Usually, my sister Angel cooks dinner for us, but tonight, I volunteered. She'd spent a long day helping my other sister unpack, so I wanted to give her a break. I decided to cook the very yummy and fairly healthy Cedarlane Mediterannean Focaccia bread (it's stuffed with spinach and cheese) that we'd bought at the health food store. You plop the frozen stuffed crust on a stoneware cookie sheet and wait 20 minutes. Voile, dinner is served. I've cooked this plenty of times before.
So, I pull the focaccias out of the oven, quarter them with the pizza cutter and we start to eat. My first attempt at cutting a piece off with my fork, has the entire quarter zooming off the plate and landing in the floor. Angel laughs hysterically, I call the 5 second rule and check to be sure nothing is stuck to it. Gag if you want, but it looked okay, so it went back on the plate.

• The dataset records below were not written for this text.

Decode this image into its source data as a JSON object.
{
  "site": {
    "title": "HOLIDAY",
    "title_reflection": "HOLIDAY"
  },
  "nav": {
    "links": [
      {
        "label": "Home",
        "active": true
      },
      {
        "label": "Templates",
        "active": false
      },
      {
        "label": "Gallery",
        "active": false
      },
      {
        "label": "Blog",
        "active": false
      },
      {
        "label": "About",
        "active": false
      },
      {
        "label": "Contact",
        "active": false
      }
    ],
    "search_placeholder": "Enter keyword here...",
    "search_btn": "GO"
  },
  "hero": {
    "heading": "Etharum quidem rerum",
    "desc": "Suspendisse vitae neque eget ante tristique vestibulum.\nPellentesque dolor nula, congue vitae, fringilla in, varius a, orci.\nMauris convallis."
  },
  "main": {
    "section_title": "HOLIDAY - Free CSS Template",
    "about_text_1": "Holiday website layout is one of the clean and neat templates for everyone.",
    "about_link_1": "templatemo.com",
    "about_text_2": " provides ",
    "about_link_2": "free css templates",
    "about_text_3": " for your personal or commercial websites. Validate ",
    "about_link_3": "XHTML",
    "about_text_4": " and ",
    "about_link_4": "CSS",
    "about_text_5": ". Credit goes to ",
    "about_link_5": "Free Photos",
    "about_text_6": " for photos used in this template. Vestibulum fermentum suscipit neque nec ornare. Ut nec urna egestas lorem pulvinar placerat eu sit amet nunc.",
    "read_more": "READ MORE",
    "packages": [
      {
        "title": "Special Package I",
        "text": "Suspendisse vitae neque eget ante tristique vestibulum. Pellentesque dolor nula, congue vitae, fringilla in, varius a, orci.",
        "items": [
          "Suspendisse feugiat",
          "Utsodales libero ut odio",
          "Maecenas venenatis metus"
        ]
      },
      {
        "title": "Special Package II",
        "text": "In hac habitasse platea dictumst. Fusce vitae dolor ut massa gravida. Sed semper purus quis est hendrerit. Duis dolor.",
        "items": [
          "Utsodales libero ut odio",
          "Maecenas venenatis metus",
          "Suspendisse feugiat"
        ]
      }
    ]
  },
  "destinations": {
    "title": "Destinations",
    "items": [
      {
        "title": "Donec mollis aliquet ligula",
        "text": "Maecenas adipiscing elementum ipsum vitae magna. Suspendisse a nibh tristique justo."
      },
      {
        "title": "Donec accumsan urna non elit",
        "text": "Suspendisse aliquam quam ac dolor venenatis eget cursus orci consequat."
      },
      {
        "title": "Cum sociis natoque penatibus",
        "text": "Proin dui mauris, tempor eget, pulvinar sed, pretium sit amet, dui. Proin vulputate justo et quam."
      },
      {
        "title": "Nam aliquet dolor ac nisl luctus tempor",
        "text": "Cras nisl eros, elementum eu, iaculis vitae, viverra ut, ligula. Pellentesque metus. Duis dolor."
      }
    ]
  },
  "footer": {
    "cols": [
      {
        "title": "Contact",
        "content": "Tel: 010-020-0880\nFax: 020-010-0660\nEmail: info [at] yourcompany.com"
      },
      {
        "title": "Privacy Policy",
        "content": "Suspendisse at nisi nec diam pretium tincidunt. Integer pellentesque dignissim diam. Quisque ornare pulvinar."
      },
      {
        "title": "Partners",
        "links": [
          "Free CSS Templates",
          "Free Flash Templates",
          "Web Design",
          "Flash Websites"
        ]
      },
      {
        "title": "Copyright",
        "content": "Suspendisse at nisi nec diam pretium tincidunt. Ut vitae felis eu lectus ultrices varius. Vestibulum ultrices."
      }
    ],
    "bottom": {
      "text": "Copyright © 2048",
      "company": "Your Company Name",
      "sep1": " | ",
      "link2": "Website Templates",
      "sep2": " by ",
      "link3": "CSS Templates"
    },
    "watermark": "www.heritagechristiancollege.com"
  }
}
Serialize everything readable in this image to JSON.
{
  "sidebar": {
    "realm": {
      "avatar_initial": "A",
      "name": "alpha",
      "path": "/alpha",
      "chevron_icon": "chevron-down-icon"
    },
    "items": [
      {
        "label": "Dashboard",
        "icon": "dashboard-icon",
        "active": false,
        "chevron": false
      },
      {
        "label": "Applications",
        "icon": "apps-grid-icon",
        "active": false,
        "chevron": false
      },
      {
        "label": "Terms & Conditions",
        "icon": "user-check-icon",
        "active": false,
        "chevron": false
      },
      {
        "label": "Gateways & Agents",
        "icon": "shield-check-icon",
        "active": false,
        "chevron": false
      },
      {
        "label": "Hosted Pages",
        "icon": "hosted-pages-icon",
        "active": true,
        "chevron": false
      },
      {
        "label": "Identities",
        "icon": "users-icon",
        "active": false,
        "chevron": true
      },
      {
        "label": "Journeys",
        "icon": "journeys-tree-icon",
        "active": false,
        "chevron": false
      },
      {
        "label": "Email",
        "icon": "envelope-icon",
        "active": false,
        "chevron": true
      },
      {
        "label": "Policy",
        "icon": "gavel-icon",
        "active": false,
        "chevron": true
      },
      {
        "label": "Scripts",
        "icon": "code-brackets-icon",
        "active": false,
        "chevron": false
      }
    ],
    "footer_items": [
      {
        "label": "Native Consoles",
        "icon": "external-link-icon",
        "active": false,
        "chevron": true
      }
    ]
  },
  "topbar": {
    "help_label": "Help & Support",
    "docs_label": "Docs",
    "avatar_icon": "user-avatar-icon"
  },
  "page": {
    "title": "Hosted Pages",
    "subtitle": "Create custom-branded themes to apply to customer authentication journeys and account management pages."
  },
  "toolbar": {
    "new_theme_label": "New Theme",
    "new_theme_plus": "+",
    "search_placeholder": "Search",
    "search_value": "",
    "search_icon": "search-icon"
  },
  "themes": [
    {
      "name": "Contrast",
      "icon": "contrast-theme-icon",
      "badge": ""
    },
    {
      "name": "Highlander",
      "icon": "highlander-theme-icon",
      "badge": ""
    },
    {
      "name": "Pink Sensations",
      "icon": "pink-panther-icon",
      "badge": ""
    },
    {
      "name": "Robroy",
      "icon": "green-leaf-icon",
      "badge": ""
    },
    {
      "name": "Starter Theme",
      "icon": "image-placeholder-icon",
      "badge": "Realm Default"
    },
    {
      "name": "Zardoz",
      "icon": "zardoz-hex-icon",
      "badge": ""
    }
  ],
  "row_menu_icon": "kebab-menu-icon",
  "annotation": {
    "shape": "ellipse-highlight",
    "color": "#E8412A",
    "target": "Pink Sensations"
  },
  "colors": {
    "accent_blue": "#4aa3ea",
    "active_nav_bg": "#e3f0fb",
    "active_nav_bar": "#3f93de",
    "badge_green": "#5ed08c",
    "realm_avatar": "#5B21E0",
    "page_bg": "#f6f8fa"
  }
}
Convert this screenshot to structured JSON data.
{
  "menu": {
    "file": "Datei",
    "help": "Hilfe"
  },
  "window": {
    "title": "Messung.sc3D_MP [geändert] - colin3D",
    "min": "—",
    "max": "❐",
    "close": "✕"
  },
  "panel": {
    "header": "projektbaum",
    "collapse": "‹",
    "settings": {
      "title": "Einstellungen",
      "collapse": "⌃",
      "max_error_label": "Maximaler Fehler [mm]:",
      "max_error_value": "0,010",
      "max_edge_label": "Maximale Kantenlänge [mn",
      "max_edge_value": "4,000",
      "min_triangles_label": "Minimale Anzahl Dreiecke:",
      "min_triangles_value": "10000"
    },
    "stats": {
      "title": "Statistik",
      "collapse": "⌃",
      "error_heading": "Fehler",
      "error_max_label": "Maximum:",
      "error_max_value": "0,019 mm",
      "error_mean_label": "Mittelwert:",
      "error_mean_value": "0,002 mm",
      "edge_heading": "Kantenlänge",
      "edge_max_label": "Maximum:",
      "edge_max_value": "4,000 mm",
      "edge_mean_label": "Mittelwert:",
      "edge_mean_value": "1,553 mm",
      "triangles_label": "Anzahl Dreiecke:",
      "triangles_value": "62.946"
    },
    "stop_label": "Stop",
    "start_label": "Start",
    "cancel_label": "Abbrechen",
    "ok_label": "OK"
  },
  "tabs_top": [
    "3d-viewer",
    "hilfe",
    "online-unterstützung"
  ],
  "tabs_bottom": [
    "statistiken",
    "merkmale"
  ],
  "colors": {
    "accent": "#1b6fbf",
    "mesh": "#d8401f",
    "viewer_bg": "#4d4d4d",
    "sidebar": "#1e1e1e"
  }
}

I decided the fork wasn't a good option since it seemed to be working better as a hi-speed dinner launcher, so opted for my fingers. I'm halfway in to the second quarter, when upon biting into the bread, a sudden burst of hot cheese and spinach burst out and run over my lip and chin. I almost drop my dinner, and in the process of hurriedly wiping off the cheese I burn two fingers. My lip is screaming and I'm feeling a possible blister rising. I run rinse it off with cold water and grab a bag of frozen peas. The rest of dinner is a rotation of 5 min of frozen peas to a quick bite of now cooled focaccia bread. After a very lengthy eating time, I finished and my lip is still killing me.
Then I remember, Tea Tree Oil is excellent for burns. I go grab a bottle and douse my entire lower lip and chin. It's beet red (but no blisters thank goodness) and swollen, but after a couple of minutes, the pain is easing. I go back to holding the bag of frozen peas to my face.
About halfway through the new 10 Things I Hate About You TV show, I adjust the bag and see that for some reason there's a bald spot on the back of the bag. It's like the ink just magically disappeared.
I look at Angel. "Do I have ink on my face?"
She looks at me and burst into laughter. "You have a blue goatee!"
Great. I go look in the mirror, and sure enough, hand me a sword and call me Bluebeard. It's like I've been chewing on a dozen ink pens and let them dribble down my chin. Apparently, Tea Tree Oil is also a really good solvent. Who knew?
Thankfully it all washed off with my Tea Tree face cleanser. I applied the oil two more times before bed, and praise God, this morning my lip is back to normal.